Thursday, February 19, 2009

PostgreSQL C Function Debugging

As of late I have been becoming more and more interested in PostgreSQL(pg). I have a few high level reasons for this interest. One the economy is down and it seems of value to learn about a full featured 100% free database. You never know when a database like pg might fill in a business need that would of been filled with an expensive proprietary database when the economy is strong. It's also got a nice set of features and a really great/smart/geeky community to help and support you.

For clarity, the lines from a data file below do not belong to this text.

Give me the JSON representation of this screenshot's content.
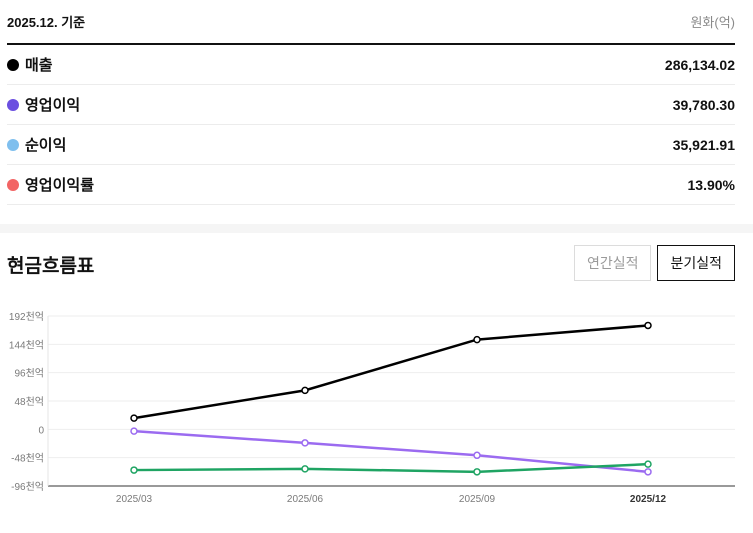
{
  "summary": {
    "basis": "2025.12. 기준",
    "unit": "원화(억)",
    "rows": [
      {
        "label": "매출",
        "value": "286,134.02",
        "color": "#000000"
      },
      {
        "label": "영업이익",
        "value": "39,780.30",
        "color": "#6b4fe0"
      },
      {
        "label": "순이익",
        "value": "35,921.91",
        "color": "#7fbfee"
      },
      {
        "label": "영업이익률",
        "value": "13.90%",
        "color": "#f26464"
      }
    ]
  },
  "cashflow": {
    "title": "현금흐름표",
    "tabs": [
      {
        "label": "연간실적",
        "selected": false
      },
      {
        "label": "분기실적",
        "selected": true
      }
    ]
  },
  "chart_data": {
    "type": "line",
    "x": [
      "2025/03",
      "2025/06",
      "2025/09",
      "2025/12"
    ],
    "yticks": [
      "192천억",
      "144천억",
      "96천억",
      "48천억",
      "0",
      "-48천억",
      "-96천억"
    ],
    "ylim": [
      -96,
      192
    ],
    "series": [
      {
        "color": "#000000",
        "values": [
          19,
          66,
          152,
          176
        ]
      },
      {
        "color": "#9b6bf0",
        "values": [
          -3,
          -23,
          -44,
          -72
        ]
      },
      {
        "color": "#1fa463",
        "values": [
          -69,
          -67,
          -72,
          -59
        ]
      }
    ]
  }
}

This post will only focus on creating and debugging a c function that you can create in pg.

To read up on what has already been typed up on the nitty gritty of pg check out these links.
General all encompassing ->http://www.postgresql.org/docs/8.3/interactive/index.html
Stored Functions in c ->http://www.postgresql.org/docs/8.3/interactive/xfunc-c.html

I run my pg server on old desktop pc hardware. The CPU is 800MHZ and there is one gig of ram. The box is running FreeBSD 7.0 32-bit. Pg is version 8.3.5.

Here is my super simple and almost pointless C function that I used to grasp the basics creating and debugging a c function in pg.
/* foo.c*/
#include "postgres.h"
#include
#include "fmgr.h"

#ifdef PG_MODULE_MAGIC
PG_MODULE_MAGIC;
#endif

PG_FUNCTION_INFO_V1(c_loop);

Datum
c_loop(PG_FUNCTION_ARGS)
{
int32 arg = PG_GETARG_INT32(0);
while (arg >= 0)
{
arg--;
}

PG_RETURN_INT32(arg);
}

To create a c function and compile it follow the steps I have outlined bellow.

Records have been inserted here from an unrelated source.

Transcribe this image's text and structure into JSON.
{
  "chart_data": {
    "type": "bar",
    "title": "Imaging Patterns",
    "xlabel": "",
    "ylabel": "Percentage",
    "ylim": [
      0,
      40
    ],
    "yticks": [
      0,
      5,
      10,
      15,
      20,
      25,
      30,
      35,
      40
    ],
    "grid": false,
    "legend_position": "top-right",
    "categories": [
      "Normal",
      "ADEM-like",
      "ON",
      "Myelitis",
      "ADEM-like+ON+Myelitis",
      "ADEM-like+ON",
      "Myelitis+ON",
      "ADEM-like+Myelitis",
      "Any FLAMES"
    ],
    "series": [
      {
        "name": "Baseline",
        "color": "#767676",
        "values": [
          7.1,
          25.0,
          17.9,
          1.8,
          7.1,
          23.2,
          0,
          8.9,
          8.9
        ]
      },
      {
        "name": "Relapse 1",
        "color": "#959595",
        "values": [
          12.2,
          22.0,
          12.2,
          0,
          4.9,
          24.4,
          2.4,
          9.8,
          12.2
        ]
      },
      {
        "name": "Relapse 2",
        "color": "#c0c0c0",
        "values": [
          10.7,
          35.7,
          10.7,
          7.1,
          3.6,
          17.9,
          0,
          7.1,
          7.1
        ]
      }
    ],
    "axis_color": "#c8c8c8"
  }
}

Prerequisites for how I did this:
  1. Pg server compiled with --enable-debug (NOT 100% sure if this is needed yet need to double check)
  2. The pg server up and running and you are able to connect to it.
  3. Make sure you have the pg source code on the same machine you are compiling on. To compile your c function you need some of the pg source code. I'm doing all my compiles on FreeBSD 7.0 so if you are using another OS look here http://www.postgresql.org/docs/8.3/interactive/xfunc-c.html in section titled 34.9.6. Compiling and Linking Dynamically-Loaded Functions.
  4. I'm logged in as the postgres UNIX account when creating my file and compiling. I'm also logged in as the postgres account when connecting to the database via psql command line tool.
  5. You have a c compiler and gdb installed.
Steps to compile and debug:
  1. Copy the code above into file foo.c and save it.
  2. Compile foo.c with debug symbols by adding the -g option. For example on FreeBSD you do this gcc -g -fpic -c foo.c -I/usr/home/postgres/src/include and then gcc -g -shared -o foo.so foo.o. You shouldn't get any errors if all goes well.
  3. Make sure your foo.so is in a location that the pg server can see. If postgres is the account running the server which most likely it will be make sure you put the file in a location that postgres has access to. I put mine in a directory that postgres owns full rights to.
  4. Execute the following from psql.
    CREATE FUNCTION public.c_loop(integer) RETURNS integer
    AS '/usr/home/postgres/foo', 'c_loop' /*Change to point to your foo file location*/
    LANGUAGE C STRICT;
    This creates a stored function in the database that we can call via SQL to invoke our C function.
  5. To make sure all is well with our new database function execute select public.c_loop(10); from psql. It should execute to completion and return -1.
  6. Now onto the debugging. Log into psql and LOAD the C function like this -> load '/usr/home/postgres/foo'; This will cause the pg server to load the object so we can debug it.
  7. Find the back end process that you are connected to in psql by running select pg_backend_pid(); while in the same psql session.
  8. Open another terminal session and run gdb for the pid returned from step 7 like this -> gdb /usr/local/pgsql/bin/postgres 27069
  9. Now from the gdb session you started in step 8 set a break point in the c function by typing -> b c_loop
  10. Now type continue or cont
  11. Go back to your psql session and execute the function via SQL like this -> SELECT public.c_loop(10);
  12. Go back to your gdb session and check that you hit the break point. You can now step through the C function in gdb. Type s and hit enter and you should be stepping through the code.
You now have a high performance stored function language that you can depend on for computational intensive needs and the added bonus of being able to debug the code with a debugger. Not bad for all of this being free. Feel free to ask questions and I can try and answer them.